---
name: "daft-udf-tuning"
description: "Optimize Daft UDF performance. Invoke when user needs GPU inference, encounters slow UDFs, or asks about async/batch processing."
---

# Daft UDF Tuning

Optimize User-Defined Functions for performance.

## UDF Types

| Type | Decorator | Use Case |
|---|---|---|
| **Stateless** | `@daft.func` | Simple transforms. Use `async` for I/O-bound tasks. |
| **Stateful** | `@daft.cls` | Expensive init (e.g., loading models). Supports `gpus=N`. |
| **Batch** | `@daft.func.batch` | Vectorized CPU/GPU ops (NumPy/PyTorch).
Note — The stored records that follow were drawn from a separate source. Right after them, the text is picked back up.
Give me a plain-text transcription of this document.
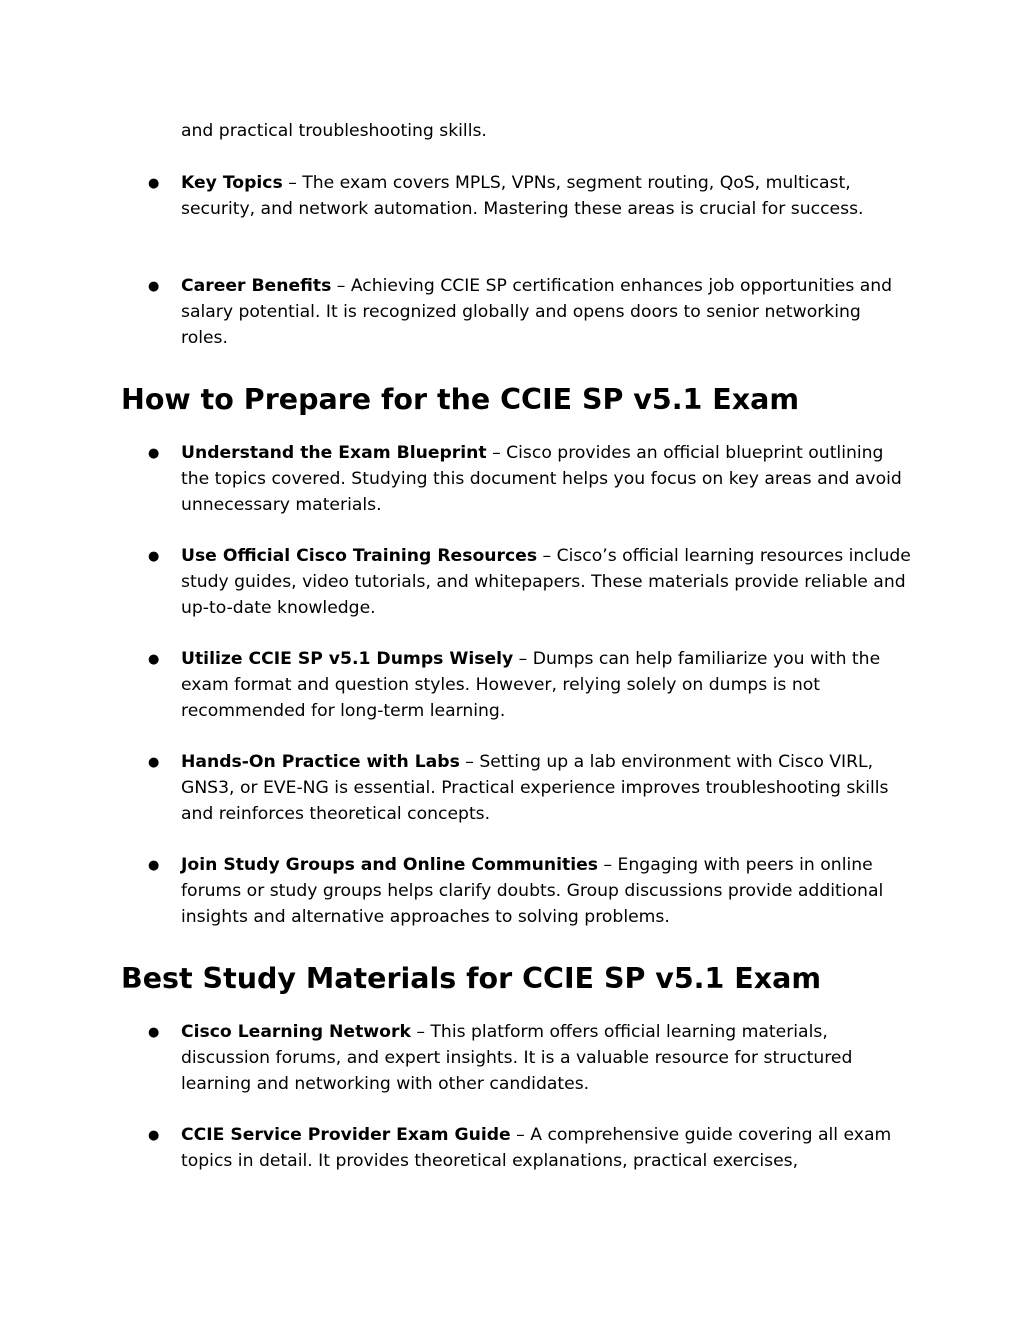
and practical troubleshooting skills.

● Key Topics – The exam covers MPLS, VPNs, segment routing, QoS, multicast, security, and network automation. Mastering these areas is crucial for success.
● Career Benefits – Achieving CCIE SP certification enhances job opportunities and salary potential. It is recognized globally and opens doors to senior networking roles.
How to Prepare for the CCIE SP v5.1 Exam
● Understand the Exam Blueprint – Cisco provides an official blueprint outlining the topics covered. Studying this document helps you focus on key areas and avoid unnecessary materials.
● Use Official Cisco Training Resources – Cisco’s official learning resources include study guides, video tutorials, and whitepapers. These materials provide reliable and up-to-date knowledge.
● Utilize CCIE SP v5.1 Dumps Wisely – Dumps can help familiarize you with the exam format and question styles. However, relying solely on dumps is not recommended for long-term learning.
● Hands-On Practice with Labs – Setting up a lab environment with Cisco VIRL, GNS3, or EVE-NG is essential. Practical experience improves troubleshooting skills and reinforces theoretical concepts.
● Join Study Groups and Online Communities – Engaging with peers in online forums or study groups helps clarify doubts. Group discussions provide additional insights and alternative approaches to solving problems.
Best Study Materials for CCIE SP v5.1 Exam
● Cisco Learning Network – This platform offers official learning materials, discussion forums, and expert insights. It is a valuable resource for structured learning and networking with other candidates.
● CCIE Service Provider Exam Guide – A comprehensive guide covering all exam topics in detail. It provides theoretical explanations, practical exercises,
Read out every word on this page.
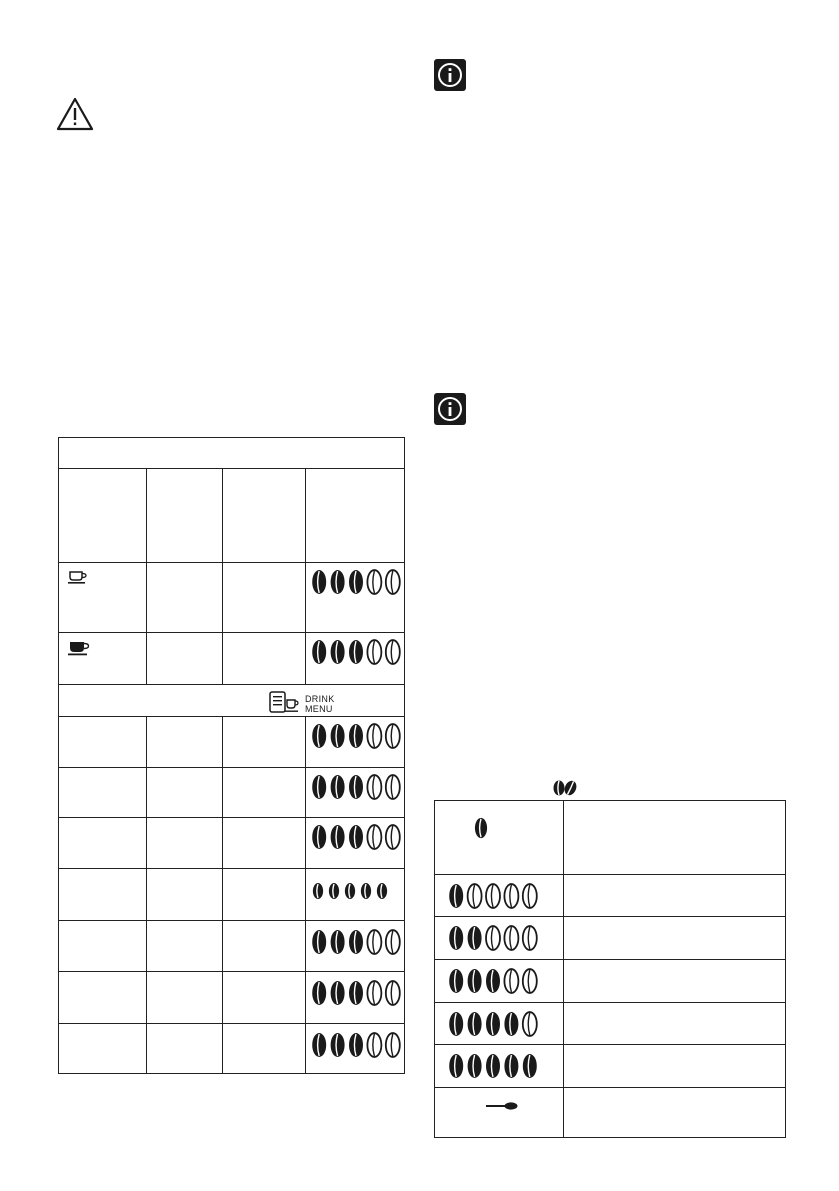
DRINK
MENU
Faster. |

## Quick Recipes

### 1. Async I/O (Web APIs)

```python
@daft.func
async def fetch(url: str):
    async with aiohttp.ClientSession() as s:
        return await s.get(url).text()
```

### 2. GPU Batch Inference (PyTorch/Models)

```python
@daft.cls(gpus=1)
class Classifier:
    def __init__(self):
        self.model = load_model().cuda() # Run once per worker

    @daft.method.batch(batch_size=32)
    def predict(self, images):
        return self.model(images.to_pylist())

# Run with concurrency
df.with_column("preds", Classifier(max_concurrency=4).predict(df["img"]))
```

## Tuning Keys

-   **`max_concurrency`**: Total parallel UDF instances.
-   **`gpus=N`**: GPU request per instance.
-   **`batch_size`**: Rows per call. Too small = overhead; too big = OOM.
-   **`into_batches(N)`**: Pre-slice partitions if memory is tight.